Much has been said in the press in recent weeks about the tremendous rebound being enjoyed by Dubai's residential market, which has prompted warnings from the IMF about the pace of the recovery. Capital values accelerated by nearly a fifth in the second quarter alone.

The office rental market, on the other hand, has been slow to reap the benefits of the economy's buoyancy. This is not only the case in Dubai, but neighbouring Abu Dhabi and Sharjah as well, although signs are now emerging that we may finally be on the cusp of a period of stability following four years of declining rents, which is crystallising opportunities for both landlords and occupiers.

In Dubai, office rental values still sit 69 percent below their third quarter 2008 peak and certainly have a long way to recover. But looking beneath the headline figure reveals that prime office rental values have posted their first increase in four-and-a-half years, rising by a modest 2.7 percent during the first half of 2013 after stagnating throughout 2012.

That said, this improvement is confined to select submarkets within central Dubai and where strata ownership barriers cannot hinder take up. Spawned during the boom years, strata ownership was an idea imported from Australia in order to make the office market more accessible to smaller investors by splitting large floor plates into multiple smaller units; however, this has now morphed into the single biggest challenge faced by Dubai's office market as occupiers shy away from the complexities of negotiations with multiple landlords for the take up of large amounts of space.

The irony of this stubbornly persistent attitude means that prime Grade-A office space is often overlooked by occupiers, despite the acute shortage of any space to satisfy some of the larger requirements in the market. This leaves individual owners of office schemes in the unique position of satisfying tenant requirements, while at the same time capitalizing on the first tangible increase in demand for space since before the financial crisis. It is these buildings which have driven the modest turn around in rental value growth rates and we expect this to continue, with iconic buildings such as Emirates Towers commanding even stronger interest due to the "prestige factor" and its location on the doorstep of the Dubai International Financial Centre, which has helped drive rents in the tower to between $76 and $82 (AED280 to AED300 psf).

In the Emirati capital of Abu Dhabi, the office market's supply pipeline remains clogged with schemes yet to complete, while occupier demand is lagging, which is translating into downward pressure on rents, particularly for older buildings in submarkets perceived to be more secondary. Prime Grade A lease rates are however holding steady at approximately $45 psf (AED158 to  AED167 psf), buoyed by companies taking advantage of the relatively lower  rents available in brand new modern schemes by relocating from older buildings.

Tenants are emerging as the clear winners in the battle for occupiers, with the resultant impact being further downward pressure on rents, which is likely to translate into ongoing rate declines, or stable rents for the more sought after schemes.
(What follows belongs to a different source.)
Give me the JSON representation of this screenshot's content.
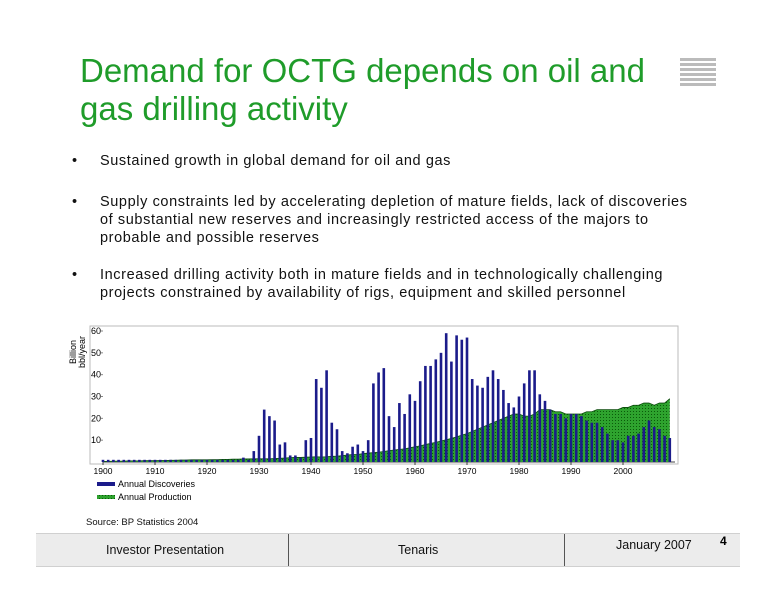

While no immediate upturn in occupier requirements is anticipated, landlords are now in the unique position of being able to refurbish and renovate older properties in order to challenge some of the new schemes during void periods, thereby increasing their over all competitiveness in the long term.

Sharjah, which sits to the north east of Dubai, has a significantly smaller office market than both Dubai and Abu Dhabi; however it, too, did not escape the reach of the crisis, with office rents plunging to as low as $11 psf (AED 40) in Al Soor, in the city centre. Rents here have made somewhat of a turnaround, rising by 15 percent to approximately $13 psf (AED46), where they have stagnated over the past three quarters. In the highly sought after submarket of Al Majaz, located adjacent to Khalid Lagoon, rents fell to $15 psf (AED 55 psf) following the recession and have remained unchanged for the six quarters to the end of June.

Like Abu Dhabi, landlords in Sharjah have the opportunity to modernize and reposition empty office space. Unlike the UAE capital, the supply pipeline is more limited and with indirect government intervention in the form of The Heart of Sharjah project, the emirate's flagship urban regeneration plan, swathes of urban sprawl adjacent to Bank Street are being cleared and redeveloped, which is helping to support relocation activity, particularly from small and medium sized organizations that have traditionally clustered in that part of the city, creating a steady flow of occupiers for landlords to entice. 

Steve Morgan is a partner in Cluttons. He is based in the United Arab Emirates, where he oversees commercial and residential valuation services for the Sharjah, Dubai and Abu Dhabi offices.